Un bilancio estremamente positivo se si tiene conto che in quattro appuntamenti, l’inziativa della Mediateca S.Sofia del Comune di Napoli e della Scuola di Cinema e Televisione Pigrecoemme ha portato al PAN un numero di visitatori pari a quello che la struttura riesce ad attirare, con la sua normale programmazione, in due mesi.
Ugo Gregoretti si è confermato l’affabulatore di sempre ed ha letteralmente inchiodato alle poltrone il pubblico con i suoi aneddoti legati ai ricordi della sua prima volta al Lido di Venezia, per la proiezione in Arena de Il tesoro della Sierra Madre e della seconda, come giornalista Rai, per la proiezione di Ordet (con una gustosa appendice al cospetto di Ettore Bernabei, mogul della rete pubblica di allora, che gli mostrò la classifica degli indici di gradimento dove il suo televisivo Il circolo Picwick figurava al penultimo posto appena prima proprio di Ordet, sentendosi rispondere che forse l’aveva letto al contrario) fino alla visita sul set di Una giornata particolare del quale ha rivelato il trucco del lungo piano-sequenza iniziale che dal cortile di un condominio entra attraverso la finestra in casa della Loren proseguendo, senza stacchi, lungo le stanze.
Alla fine, da buon conduttore della serata, mi sono appropriato della chiusura rendendo omaggio al maestro mostrando alcuni estratti de Le uova fatali, sceneggiato Tv del ’77 da lui diretto, a confronto con il noto corto Steps di Zbig Rybczynski: in entrambi i personaggi interagiscono con scene tratte da capolvaori del formalismo russo, solo che Gregoretti ci aveva pensato dieci anni prima e lo aveva proposto in una produzione per la Tv di Stato.
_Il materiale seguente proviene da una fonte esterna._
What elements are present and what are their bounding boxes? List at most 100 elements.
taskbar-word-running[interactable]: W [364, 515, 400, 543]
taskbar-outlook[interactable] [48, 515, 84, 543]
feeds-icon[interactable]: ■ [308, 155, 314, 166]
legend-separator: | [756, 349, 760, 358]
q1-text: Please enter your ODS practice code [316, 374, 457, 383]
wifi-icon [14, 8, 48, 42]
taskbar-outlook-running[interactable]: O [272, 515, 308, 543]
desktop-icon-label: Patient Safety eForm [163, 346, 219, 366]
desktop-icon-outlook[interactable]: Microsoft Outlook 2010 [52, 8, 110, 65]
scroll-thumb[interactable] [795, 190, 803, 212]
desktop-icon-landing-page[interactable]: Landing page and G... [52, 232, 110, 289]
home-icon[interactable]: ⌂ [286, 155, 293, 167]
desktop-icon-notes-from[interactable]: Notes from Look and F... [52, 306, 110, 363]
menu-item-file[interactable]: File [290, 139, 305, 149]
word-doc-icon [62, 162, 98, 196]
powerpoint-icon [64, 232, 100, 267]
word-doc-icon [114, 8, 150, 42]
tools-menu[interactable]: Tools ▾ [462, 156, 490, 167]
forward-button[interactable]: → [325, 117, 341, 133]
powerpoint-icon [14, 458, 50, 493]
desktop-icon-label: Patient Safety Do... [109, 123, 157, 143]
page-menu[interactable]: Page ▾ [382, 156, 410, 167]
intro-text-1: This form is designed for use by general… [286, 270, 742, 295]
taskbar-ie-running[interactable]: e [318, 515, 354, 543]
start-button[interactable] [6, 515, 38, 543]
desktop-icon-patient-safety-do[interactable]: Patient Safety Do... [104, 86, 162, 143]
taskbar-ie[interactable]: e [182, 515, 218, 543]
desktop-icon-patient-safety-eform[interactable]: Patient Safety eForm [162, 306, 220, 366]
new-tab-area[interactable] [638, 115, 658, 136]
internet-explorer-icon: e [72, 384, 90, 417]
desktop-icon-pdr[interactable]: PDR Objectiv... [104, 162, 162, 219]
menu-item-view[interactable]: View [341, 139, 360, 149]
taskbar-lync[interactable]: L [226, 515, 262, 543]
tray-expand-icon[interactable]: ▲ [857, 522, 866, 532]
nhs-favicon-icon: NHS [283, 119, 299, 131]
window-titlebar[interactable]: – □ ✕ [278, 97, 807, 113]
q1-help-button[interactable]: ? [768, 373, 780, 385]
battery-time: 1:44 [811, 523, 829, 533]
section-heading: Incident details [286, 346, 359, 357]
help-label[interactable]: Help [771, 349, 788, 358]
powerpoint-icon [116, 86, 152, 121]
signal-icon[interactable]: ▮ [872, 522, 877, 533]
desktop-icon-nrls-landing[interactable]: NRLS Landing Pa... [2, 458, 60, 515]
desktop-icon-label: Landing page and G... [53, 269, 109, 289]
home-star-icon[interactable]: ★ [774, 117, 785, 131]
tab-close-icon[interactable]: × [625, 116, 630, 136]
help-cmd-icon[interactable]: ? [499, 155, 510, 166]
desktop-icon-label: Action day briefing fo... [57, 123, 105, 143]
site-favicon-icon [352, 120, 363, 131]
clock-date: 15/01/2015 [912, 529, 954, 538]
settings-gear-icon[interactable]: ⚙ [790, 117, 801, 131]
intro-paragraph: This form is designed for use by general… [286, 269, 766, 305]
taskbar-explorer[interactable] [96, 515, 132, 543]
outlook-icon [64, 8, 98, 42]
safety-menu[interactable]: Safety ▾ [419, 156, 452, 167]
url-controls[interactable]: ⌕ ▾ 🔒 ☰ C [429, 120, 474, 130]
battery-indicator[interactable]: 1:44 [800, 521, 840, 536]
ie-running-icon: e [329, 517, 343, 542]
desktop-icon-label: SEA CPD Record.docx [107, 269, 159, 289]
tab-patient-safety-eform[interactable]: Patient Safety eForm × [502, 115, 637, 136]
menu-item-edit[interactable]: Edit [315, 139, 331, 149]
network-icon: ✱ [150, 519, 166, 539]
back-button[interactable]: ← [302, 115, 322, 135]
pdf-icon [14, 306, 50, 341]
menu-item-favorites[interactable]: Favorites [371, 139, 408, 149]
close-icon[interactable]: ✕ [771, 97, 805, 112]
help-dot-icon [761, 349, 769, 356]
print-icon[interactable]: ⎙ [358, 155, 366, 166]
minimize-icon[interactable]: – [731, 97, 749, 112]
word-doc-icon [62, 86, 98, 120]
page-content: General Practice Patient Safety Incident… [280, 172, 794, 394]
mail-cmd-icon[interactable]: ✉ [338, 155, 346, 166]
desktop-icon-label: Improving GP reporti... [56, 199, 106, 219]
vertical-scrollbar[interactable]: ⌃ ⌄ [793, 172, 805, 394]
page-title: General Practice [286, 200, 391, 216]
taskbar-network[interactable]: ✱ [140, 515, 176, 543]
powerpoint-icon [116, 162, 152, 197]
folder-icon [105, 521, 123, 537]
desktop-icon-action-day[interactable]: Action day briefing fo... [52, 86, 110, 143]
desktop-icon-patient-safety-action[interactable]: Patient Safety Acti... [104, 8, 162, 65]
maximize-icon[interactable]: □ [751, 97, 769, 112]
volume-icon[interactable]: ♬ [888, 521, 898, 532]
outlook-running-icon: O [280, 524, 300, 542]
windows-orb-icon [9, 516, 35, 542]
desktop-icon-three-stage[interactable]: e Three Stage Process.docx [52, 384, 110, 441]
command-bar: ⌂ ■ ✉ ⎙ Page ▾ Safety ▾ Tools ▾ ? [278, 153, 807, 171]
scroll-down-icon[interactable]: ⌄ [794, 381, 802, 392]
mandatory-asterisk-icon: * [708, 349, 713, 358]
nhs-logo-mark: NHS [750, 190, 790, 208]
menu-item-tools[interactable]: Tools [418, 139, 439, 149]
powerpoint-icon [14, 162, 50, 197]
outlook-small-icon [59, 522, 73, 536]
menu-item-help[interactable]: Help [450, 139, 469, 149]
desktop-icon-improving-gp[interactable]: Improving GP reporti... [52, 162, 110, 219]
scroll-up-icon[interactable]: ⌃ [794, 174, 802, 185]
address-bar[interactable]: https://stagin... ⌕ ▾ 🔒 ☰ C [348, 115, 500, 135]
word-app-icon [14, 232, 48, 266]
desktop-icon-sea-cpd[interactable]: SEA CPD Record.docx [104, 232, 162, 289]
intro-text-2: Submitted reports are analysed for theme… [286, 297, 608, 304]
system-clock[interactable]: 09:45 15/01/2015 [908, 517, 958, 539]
Un omaggio a lui ed alla mia infanzia di teledipendente, nell’eventualità che nessuno dovesse mai pensare di invitarmi ad un ciclo di I film della mia vita. Io, però, in silenzio, ci spero: mi divertirei davvero parecchio! 🙂
Mi ha divertito il tuo ricordo de “le uova fatali”.
Forse siamo quasi coetanei.
Anche io ricordo il “making of” trasmesso solo per tranqulizzare i telespettatori e la lega protezione animali circa le sorti di alcuni polli che gregoretti preciso’ essere stati uccisi dal beccaio e non dalla rai..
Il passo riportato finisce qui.